20. The surgical instrument (1) according to claim 19, characterized in that the cap (48) includes a plurality of distal bearing surfaces (17) positioned across and similarly shaped to a plurality of primary bearing surfaces (24) arranged along an integral flange (26) disposed along the spring housing assembly (20) and angled toward the distal end (16).

21. The surgical instrument (1) according to claim 20, characterized in that the plurality of distal bearing surfaces (17) and the plurality of primary bearing surfaces (24) provide a plurality of rails for the plurality of balls (52) to be positioned and engage there with.

22. The surgical instrument (1) according to claim 21, characterized in that a cap bushing (46) is provided that interference fits within an end of the outer tube (44).

23. The surgical instrument (1) according to claim 22, characterized in that the inner tube (42) fits tightly within the cap bushing (46) to secure both the inner and outer tube (44) together.
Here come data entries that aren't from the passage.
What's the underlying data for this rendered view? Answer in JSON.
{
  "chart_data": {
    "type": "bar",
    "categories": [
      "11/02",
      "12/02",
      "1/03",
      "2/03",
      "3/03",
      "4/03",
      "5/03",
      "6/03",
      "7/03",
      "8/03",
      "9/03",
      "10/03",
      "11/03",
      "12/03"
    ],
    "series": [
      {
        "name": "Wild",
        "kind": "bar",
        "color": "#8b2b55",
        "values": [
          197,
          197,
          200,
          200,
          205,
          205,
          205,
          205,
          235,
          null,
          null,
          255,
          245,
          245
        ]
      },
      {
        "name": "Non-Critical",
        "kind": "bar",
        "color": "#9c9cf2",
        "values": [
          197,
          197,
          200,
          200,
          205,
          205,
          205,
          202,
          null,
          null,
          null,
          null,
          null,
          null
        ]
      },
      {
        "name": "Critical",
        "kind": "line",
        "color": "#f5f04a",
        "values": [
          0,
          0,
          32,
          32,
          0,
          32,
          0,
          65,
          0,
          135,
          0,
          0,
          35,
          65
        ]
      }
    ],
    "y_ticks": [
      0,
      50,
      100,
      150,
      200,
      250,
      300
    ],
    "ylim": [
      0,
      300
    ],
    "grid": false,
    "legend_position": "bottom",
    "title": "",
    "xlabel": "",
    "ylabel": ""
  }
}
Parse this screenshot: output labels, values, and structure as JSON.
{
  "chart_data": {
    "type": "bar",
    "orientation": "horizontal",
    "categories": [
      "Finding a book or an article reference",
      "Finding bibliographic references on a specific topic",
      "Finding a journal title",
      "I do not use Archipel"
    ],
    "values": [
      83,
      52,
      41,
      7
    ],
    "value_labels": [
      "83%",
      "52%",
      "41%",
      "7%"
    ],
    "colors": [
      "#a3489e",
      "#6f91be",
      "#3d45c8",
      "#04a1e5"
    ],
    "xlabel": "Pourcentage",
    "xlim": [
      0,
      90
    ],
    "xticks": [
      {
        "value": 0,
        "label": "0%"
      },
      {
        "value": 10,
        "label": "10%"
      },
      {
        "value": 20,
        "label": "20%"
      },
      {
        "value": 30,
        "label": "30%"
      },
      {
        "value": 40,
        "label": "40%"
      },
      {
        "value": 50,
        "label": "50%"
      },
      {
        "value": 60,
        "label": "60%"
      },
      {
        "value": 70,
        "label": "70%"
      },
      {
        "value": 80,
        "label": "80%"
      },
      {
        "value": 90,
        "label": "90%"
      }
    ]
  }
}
24. The surgical instrument (1) according to claim 1, characterized in that the operative tool (60) includes a rod (62) having a tool (64) integrally formed on a distal end (16) of the operative tool (60).

25. The surgical instrument (1) according to claim 24, characterized in that the tool (64) is a set opposing jaws designed to open and close upon actuation.

26. The surgical instrument (1) according to claim 25, characterized in that the rod (62) slides within an inner tube (42) of the distal assembly (40).

27. The surgical instrument (1) according to claim 1, characterized in that an optional handle extension (70) is provided.

28. The surgical instrument (1) according to claim 27, characterized in that the handle (10) includes a threaded opening (13) that receives a distal end (16) of the optional handle extension (70) to form a snap fit between the handle (10) and the optional handle extension (70).